The most important element that has finally received recognition as a negotiating partner at the SDGs table is the Youth, who were not as vocal in the drafting of the MDGs of 2000. I believe that the true essence of development is within the spirit of Youth. Therefore, it is essential that their voice be the true measure of the relevance of the Post-2015 Development Agenda. I am sure that the strong voice of the youth on regional and global levels thus proves the relevance of the SDGs in this generation’s plight.
2. Do you think that the new strategy will work in terms of getting all stake holders from the grassroots involved?
I believe that grassroots consultation and implementation is the key to getting anything done. It is impossible to change anything that can’t be reached. The willingness of governments to commit to engaging civil society groups and community leaders will determine the longevity of the Post-2015 Development Agenda. Education on the roles of both sides is very fundamental as the relationship cannot be sustained under misinterpretations of public and citizen responsibilities.
3. Do you think that there will be sustainable transformation in rural areas?

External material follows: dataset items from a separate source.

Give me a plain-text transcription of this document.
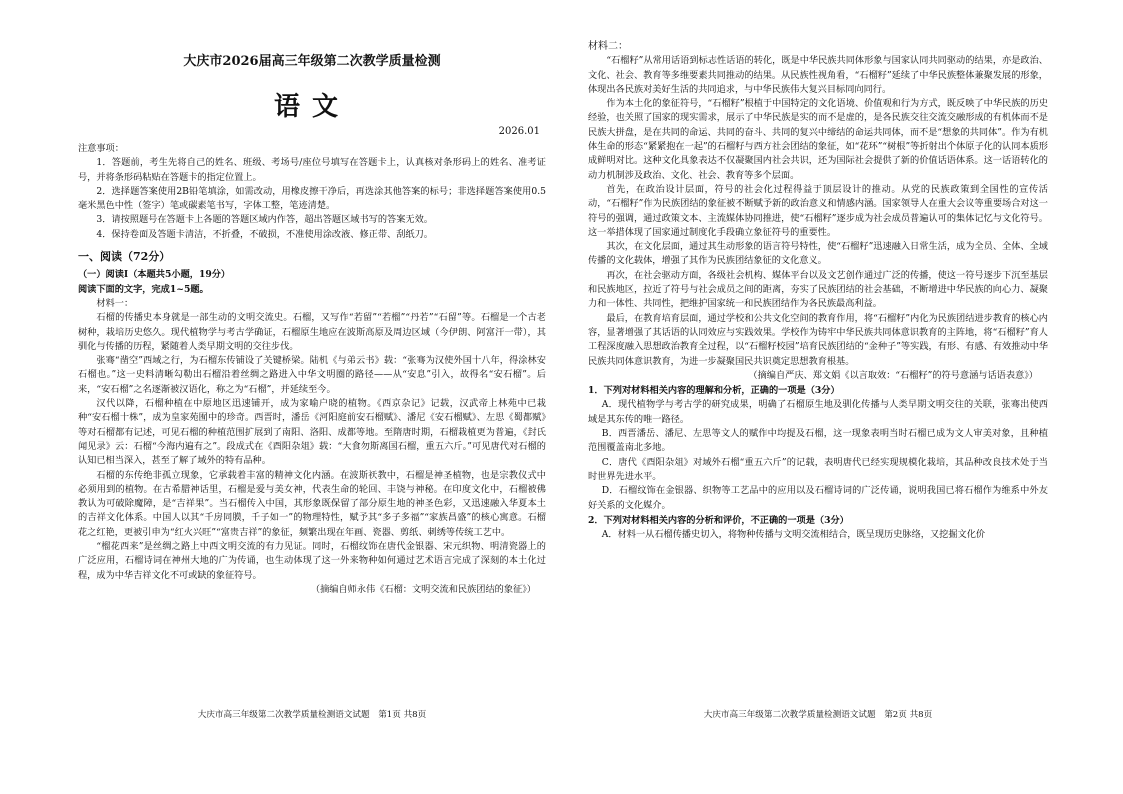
大庆市2026届高三年级第二次教学质量检测
语文
2026.01

注意事项：

1．答题前，考生先将自己的姓名、班级、考场号/座位号填写在答题卡上，认真核对条形码上的姓名、准考证号，并将条形码粘贴在答题卡的指定位置上。

2．选择题答案使用2B铅笔填涂，如需改动，用橡皮擦干净后，再选涂其他答案的标号；非选择题答案使用0.5毫米黑色中性（签字）笔或碳素笔书写，字体工整，笔迹清楚。

3．请按照题号在答题卡上各题的答题区域内作答，超出答题区域书写的答案无效。

4．保持卷面及答题卡清洁，不折叠，不破损，不准使用涂改液、修正带、刮纸刀。

一、阅读（72分）

（一）阅读Ⅰ（本题共5小题，19分）

阅读下面的文字，完成1~5题。

材料一：

石榴的传播史本身就是一部生动的文明交流史。石榴，又写作“若留”“若榴”“丹若”“石留”等。石榴是一个古老树种，栽培历史悠久。现代植物学与考古学确证，石榴原生地应在波斯高原及周边区域（今伊朗、阿富汗一带），其驯化与传播的历程，紧随着人类早期文明的交往步伐。

张骞“凿空”西域之行，为石榴东传铺设了关键桥梁。陆机《与弟云书》载：“张骞为汉使外国十八年，得涂林安石榴也。”这一史料清晰勾勒出石榴沿着丝绸之路进入中华文明圈的路径——从“安息”引入，故得名“安石榴”。后来，“安石榴”之名逐渐被汉语化，称之为“石榴”，并延续至今。

汉代以降，石榴种植在中原地区迅速铺开，成为家喻户晓的植物。《西京杂记》记载，汉武帝上林苑中已栽种“安石榴十株”，成为皇家苑囿中的珍奇。西晋时，潘岳《河阳庭前安石榴赋》、潘尼《安石榴赋》、左思《蜀都赋》等对石榴都有记述，可见石榴的种植范围扩展到了南阳、洛阳、成都等地。至隋唐时期，石榴栽植更为普遍，《封氏闻见录》云：石榴“今海内遍有之”。段成式在《酉阳杂俎》载：“大食勿斯离国石榴，重五六斤。”可见唐代对石榴的认知已相当深入，甚至了解了域外的特有品种。

石榴的东传绝非孤立现象，它承载着丰富的精神文化内涵。在波斯祆教中，石榴是神圣植物，也是宗教仪式中必须用到的植物。在古希腊神话里，石榴是爱与美女神，代表生命的轮回、丰饶与神秘。在印度文化中，石榴被佛教认为可破除魔障，是“吉祥果”。当石榴传入中国，其形象既保留了部分原生地的神圣色彩，又迅速融入华夏本土的吉祥文化体系。中国人以其“千房同膜，千子如一”的物理特性，赋予其“多子多福”“家族昌盛”的核心寓意。石榴花之红艳，更被引申为“红火兴旺”“富贵吉祥”的象征，频繁出现在年画、瓷器、剪纸、刺绣等传统工艺中。

“榴花西来”是丝绸之路上中西文明交流的有力见证。同时，石榴纹饰在唐代金银器、宋元织物、明清瓷器上的广泛应用，石榴诗词在神州大地的广为传诵，也生动体现了这一外来物种如何通过艺术语言完成了深刻的本土化过程，成为中华吉祥文化不可或缺的象征符号。

（摘编自师永伟《石榴：文明交流和民族团结的象征》）

大庆市高三年级第二次教学质量检测语文试题　第1页 共8页

材料二：

“石榴籽”从常用话语到标志性话语的转化，既是中华民族共同体形象与国家认同共同驱动的结果，亦是政治、文化、社会、教育等多维要素共同推动的结果。从民族性视角看，“石榴籽”延续了中华民族整体兼聚发展的形象，体现出各民族对美好生活的共同追求，与中华民族伟大复兴目标同向同行。

作为本土化的象征符号，“石榴籽”根植于中国特定的文化语境、价值观和行为方式，既反映了中华民族的历史经验，也关照了国家的现实需求，展示了中华民族是实的而不是虚的，是各民族交往交流交融形成的有机体而不是民族大拼盘，是在共同的命运、共同的奋斗、共同的复兴中缔结的命运共同体，而不是“想象的共同体”。作为有机体生命的形态“紧紧抱在一起”的石榴籽与西方社会团结的象征，如“花环”“树根”等折射出个体原子化的认同本质形成鲜明对比。这种文化具象表达不仅凝聚国内社会共识，还为国际社会提供了新的价值话语体系。这一话语转化的动力机制涉及政治、文化、社会、教育等多个层面。

首先，在政治设计层面，符号的社会化过程得益于顶层设计的推动。从党的民族政策到全国性的宣传活动，“石榴籽”作为民族团结的象征被不断赋予新的政治意义和情感内涵。国家领导人在重大会议等重要场合对这一符号的强调，通过政策文本、主流媒体协同推进，使“石榴籽”逐步成为社会成员普遍认可的集体记忆与文化符号。这一举措体现了国家通过制度化手段确立象征符号的重要性。

其次，在文化层面，通过其生动形象的语言符号特性，使“石榴籽”迅速融入日常生活，成为全员、全体、全域传播的文化载体，增强了其作为民族团结象征的文化意义。

再次，在社会驱动方面，各级社会机构、媒体平台以及文艺创作通过广泛的传播，使这一符号逐步下沉至基层和民族地区，拉近了符号与社会成员之间的距离，夯实了民族团结的社会基础，不断增进中华民族的向心力、凝聚力和一体性、共同性，把维护国家统一和民族团结作为各民族最高利益。

最后，在教育培育层面，通过学校和公共文化空间的教育作用，将“石榴籽”内化为民族团结进步教育的核心内容，显著增强了其话语的认同效应与实践效果。学校作为铸牢中华民族共同体意识教育的主阵地，将“石榴籽”育人工程深度融入思想政治教育全过程，以“石榴籽校园”培育民族团结的“金种子”等实践，有形、有感、有效推动中华民族共同体意识教育，为进一步凝聚国民共识奠定思想教育根基。

（摘编自严庆、郑文娟《以言取效：“石榴籽”的符号意涵与话语表意》）

1．下列对材料相关内容的理解和分析，正确的一项是（3分）

A．现代植物学与考古学的研究成果，明确了石榴原生地及驯化传播与人类早期文明交往的关联，张骞出使西域是其东传的唯一路径。

B．西晋潘岳、潘尼、左思等文人的赋作中均提及石榴，这一现象表明当时石榴已成为文人审美对象，且种植范围覆盖南北多地。

C．唐代《酉阳杂俎》对域外石榴“重五六斤”的记载，表明唐代已经实现规模化栽培，其品种改良技术处于当时世界先进水平。

D．石榴纹饰在金银器、织物等工艺品中的应用以及石榴诗词的广泛传诵，说明我国已将石榴作为维系中外友好关系的文化媒介。

2．下列对材料相关内容的分析和评价，不正确的一项是（3分）

A．材料一从石榴传播史切入，将物种传播与文明交流相结合，既呈现历史脉络，又挖掘文化价

大庆市高三年级第二次教学质量检测语文试题　第2页 共8页
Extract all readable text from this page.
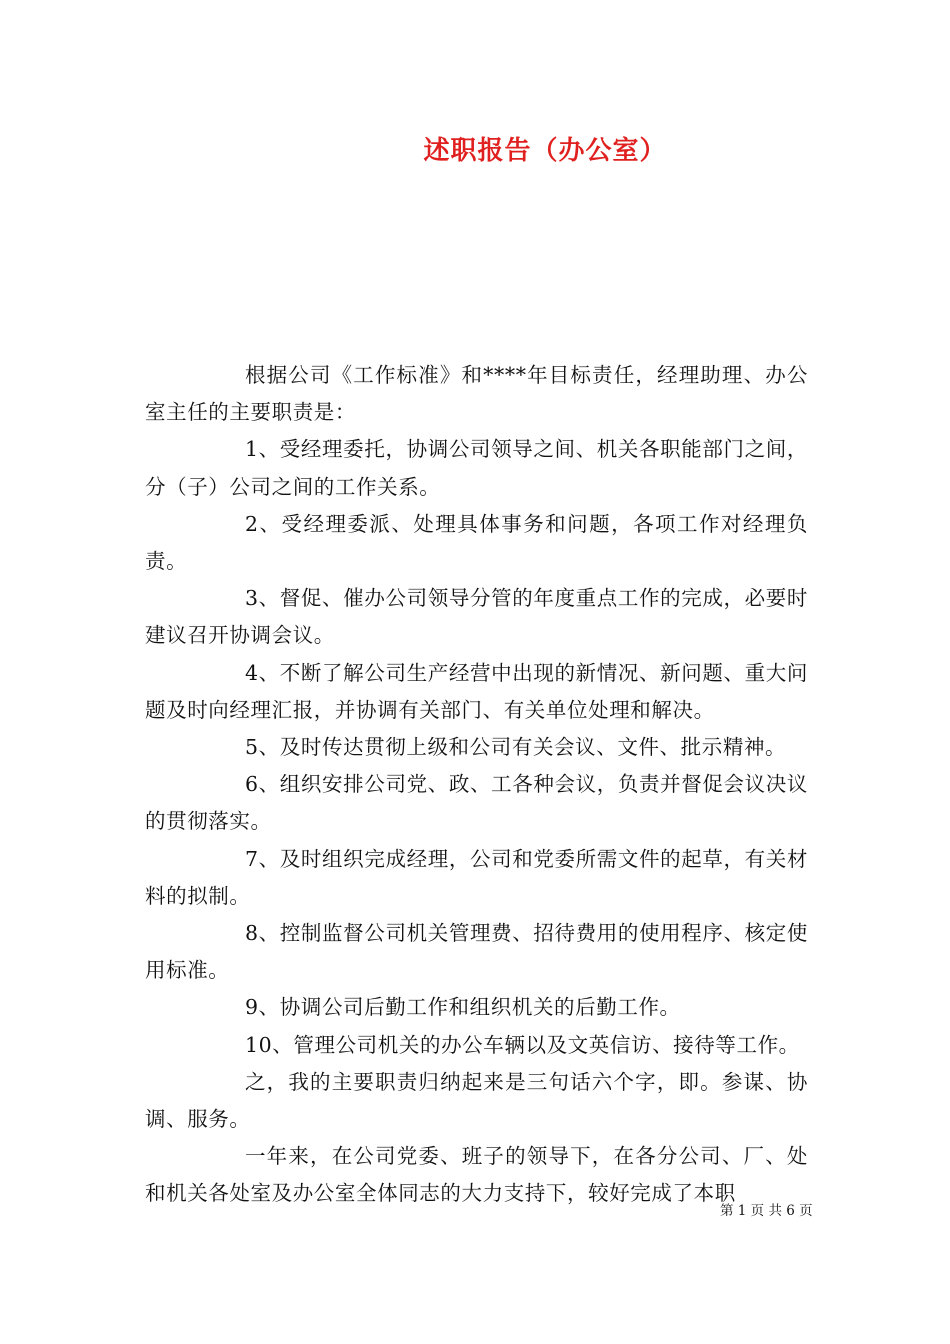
述职报告（办公室）

根据公司《工作标准》和****年目标责任，经理助理、办公室主任的主要职责是：

1、受经理委托，协调公司领导之间、机关各职能部门之间，分（子）公司之间的工作关系。

2、受经理委派、处理具体事务和问题，各项工作对经理负责。

3、督促、催办公司领导分管的年度重点工作的完成，必要时建议召开协调会议。

4、不断了解公司生产经营中出现的新情况、新问题、重大问题及时向经理汇报，并协调有关部门、有关单位处理和解决。

5、及时传达贯彻上级和公司有关会议、文件、批示精神。

6、组织安排公司党、政、工各种会议，负责并督促会议决议的贯彻落实。

7、及时组织完成经理，公司和党委所需文件的起草，有关材料的拟制。

8、控制监督公司机关管理费、招待费用的使用程序、核定使用标准。

9、协调公司后勤工作和组织机关的后勤工作。

10、管理公司机关的办公车辆以及文英信访、接待等工作。

之，我的主要职责归纳起来是三句话六个字，即。参谋、协调、服务。

一年来，在公司党委、班子的领导下，在各分公司、厂、处和机关各处室及办公室全体同志的大力支持下，较好完成了本职

第 1 页 共 6 页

I am certain that rural development will be one of the milestones of the Post-2015 Development Agenda. We have inherited systems that were globally meant to service the innovators and contributors of society at that point in time. Many elements have changed since then, and therefore instead of leaning on current structures to create better lives for all, we ought to expand opportunity and innovation hubs. Rural development is an integral part of achieving this objective. At the International Youth Council South Africa, we made rural development a primary goal, and therefore believe that many other international organisations will subscribe to do the same. We need to focus on ensuring efficient energy sources, access to ICT and basic and tertiary education as primary objectives. Agriculture is also a field yet to be exploited fully in Africa. I believe that many other industries can be developed as a result of establishing agricultural and energy hubs in rural areas. Urbanization is a result of industrial boom in a sector of great profit. If we get agriculture running, we will be able to lift up a lot of rural towns in our respective countries.
It is quite clear that a creative implementation for the above programmes and formulation of policies is required so that these programs can bear tangible results. If you are not yet involved, get involved and let’s create a good quality of life amongst us and generations to come.